What is a polyamorous relationship?
The traditional belief is that every person should seek a single soulmate and they should commit to that person completely. There are people who don’t believe that a single individual can fulfill all their needs in a relationship, so they prefer having many partners.
Polyamory, or consensual nonmonogamy, is the practice of having multiple intimate relationships with the full knowledge and consent of all the parties involved. It is not gender-specific. Anyone can have multiple partners of any gender. Polyamorous relationships require consent, open-mindedness, immense trust, communication skills, clear boundaries, and mutual respect, without feelings of jealously, to work in the long run.
Numerous studies conducted in the United States have reported that about four to eight percent of the population are in polyamorous relationships.
Polyamory differs from other types of open relationships such as swinging (couples having casual sex outside of the relationship, without being emotionally attached). Polyamory may often be confused with polygamy. Polygamy is being married to more than one person at the same time, whereas polyamory involves both married partners having the freedom to have relationships outside their primary relationship. Polyamorous relationships are not illegal, but polygamy is illegal in many parts of the world, including the United States.
Polyamorous relationships face a social stigma. Hence, it is often practiced privately and maybe kept a secret even from close friends and family out of fear of being judged. Polyamory is not a sexual orientation, but more of a lifestyle choice. Numerous studies have reported that individuals in polyamorous relationships have more chances of practicing safe sex and get tested more frequently for sexually transmitted infections (STIs) and human immunodeficiency virus (HIV).

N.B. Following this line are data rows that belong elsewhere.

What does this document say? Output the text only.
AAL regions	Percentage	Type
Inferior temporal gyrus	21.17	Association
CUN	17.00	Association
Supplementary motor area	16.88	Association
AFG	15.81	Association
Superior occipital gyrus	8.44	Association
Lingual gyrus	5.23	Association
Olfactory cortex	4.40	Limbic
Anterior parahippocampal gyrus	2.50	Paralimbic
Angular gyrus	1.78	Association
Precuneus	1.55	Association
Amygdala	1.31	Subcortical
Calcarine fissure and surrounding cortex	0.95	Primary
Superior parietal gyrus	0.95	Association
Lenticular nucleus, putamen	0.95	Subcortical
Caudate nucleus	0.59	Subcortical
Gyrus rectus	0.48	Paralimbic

Some polyamorous people have a primary relationship and engage in casual relationships with others with consent from the other partner. Some may introduce a secondary partner that requires the primary couple to agree on a set of rules, such as date times and the type of intimacy allowed. Some relationships start off as being polyamorous, whereas others may become polyamorous after being together for a while. Each couple may have their own set of rules. However, if one partner wants a polyamorous relationship and the other does not, it could be threatening to the relationship.
Polyamorous relationships definitely benefit from regular counseling sessions to cope with feelings of jealousy and anxiety, which may surface in the long run. The couple may start off being polyamorous but may want to change the parameters of the relationship and this is okay.
How does a polyamorous relationship work?
The reason why polyamorous relationships are not very common is that they do not follow the traditional social, cultural, or religious construct of relationships. Polyamorous relationships work for people who may travel a lot for work, have long-distance marriages, and do not wish to cheat on their partner.
The concept of “cheating” does not exist in polyamorous relationships because both of the parties involved are required to be completely honest about their other relationships.
Ultimately, being in a polyamorous relationship comes down to the people involved in the relationship. It may work for some people, but it requires being open and transparent.